One 3-year-old collared male, known as OR3, trotted more than 130 miles to Wheeler County, southeast of Fossil, this summer, where he was spotted July 30, said Michelle Dennehy, spokeswoman for the Oregon Department of Fish and Wildlife. Before that, he was last seen near Wallowa on May 10.

An itchy-footed 2-year-old male called OR9 swam the Snake River at Brownlee Reservoir July 18 for a visit to Idaho.

That brings to three the number of collared wolves that have dispersed from the Imnaha pack, the state's biggest wolf pack, near Joseph, Dennehy said. A female known as OR5 went on a walkabout to Washington state last winter when she was 1  1/2 years old.

Biologists don't know if they'll return to Oregon's Wallowa County, and there's no evidence that any have joined a new pack, Dennehy said Thursday. The Imnaha pack now consists of four adult wolves and at least one new pup, down from eight adult and sub-adult wolves, half of them collared, in June.

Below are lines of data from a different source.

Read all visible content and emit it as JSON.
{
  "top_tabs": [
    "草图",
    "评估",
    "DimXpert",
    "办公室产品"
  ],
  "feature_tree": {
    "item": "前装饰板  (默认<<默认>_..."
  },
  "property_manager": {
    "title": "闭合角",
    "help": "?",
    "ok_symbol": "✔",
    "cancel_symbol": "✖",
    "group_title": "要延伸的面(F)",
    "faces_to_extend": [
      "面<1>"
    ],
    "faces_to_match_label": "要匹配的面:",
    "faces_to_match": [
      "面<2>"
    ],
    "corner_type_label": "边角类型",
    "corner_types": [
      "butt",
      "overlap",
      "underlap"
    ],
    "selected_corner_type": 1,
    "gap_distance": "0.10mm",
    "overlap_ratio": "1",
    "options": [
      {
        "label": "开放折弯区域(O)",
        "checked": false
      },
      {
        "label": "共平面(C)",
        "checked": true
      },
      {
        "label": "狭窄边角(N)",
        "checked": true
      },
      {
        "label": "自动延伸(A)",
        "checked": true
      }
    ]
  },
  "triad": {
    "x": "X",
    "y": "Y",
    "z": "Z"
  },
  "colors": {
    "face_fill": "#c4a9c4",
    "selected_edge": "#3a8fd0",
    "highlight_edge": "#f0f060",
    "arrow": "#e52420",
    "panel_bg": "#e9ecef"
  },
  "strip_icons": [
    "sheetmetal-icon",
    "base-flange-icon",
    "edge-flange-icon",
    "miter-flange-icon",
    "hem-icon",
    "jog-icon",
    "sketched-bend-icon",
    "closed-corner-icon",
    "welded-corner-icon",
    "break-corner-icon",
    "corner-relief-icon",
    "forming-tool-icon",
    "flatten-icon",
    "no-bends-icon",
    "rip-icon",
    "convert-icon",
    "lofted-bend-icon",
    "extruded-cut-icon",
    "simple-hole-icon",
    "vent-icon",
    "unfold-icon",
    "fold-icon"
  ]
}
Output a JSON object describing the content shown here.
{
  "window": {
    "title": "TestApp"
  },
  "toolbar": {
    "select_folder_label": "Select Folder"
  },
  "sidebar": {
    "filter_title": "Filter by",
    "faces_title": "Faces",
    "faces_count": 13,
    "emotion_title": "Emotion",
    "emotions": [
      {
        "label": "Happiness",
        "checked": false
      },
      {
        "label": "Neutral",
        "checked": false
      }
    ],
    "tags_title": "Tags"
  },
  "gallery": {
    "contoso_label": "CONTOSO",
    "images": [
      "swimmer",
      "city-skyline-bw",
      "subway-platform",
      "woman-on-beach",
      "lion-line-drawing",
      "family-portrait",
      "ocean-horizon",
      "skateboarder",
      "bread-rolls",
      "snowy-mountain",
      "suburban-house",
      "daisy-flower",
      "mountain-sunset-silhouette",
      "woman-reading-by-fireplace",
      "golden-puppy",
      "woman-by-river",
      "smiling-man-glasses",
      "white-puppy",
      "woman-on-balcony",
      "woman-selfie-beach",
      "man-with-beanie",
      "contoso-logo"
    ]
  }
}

"We've only confirmed one pup this year," Dennehy said. "There could be more out there."

ODFW biologists killed two gray wolves from the Imnaha pack last spring after wolves killed ranchers' calves on private land. A kill order remains in force for a third wolf, but the pack left the area where the calves were killed and ODFW isn't doing any active trapping, Dennehy said.

"Wolf packs are dynamic and rarely stay the same size over time," said Russ Morgan, ODFW's wolf coordinator.

Trail cameras this summer captured images of four adult wolves from the so-called Wenaha pack in Wallowa County near the Oregon-Washington boundary, Dennehy said. The footage didn't show any pups.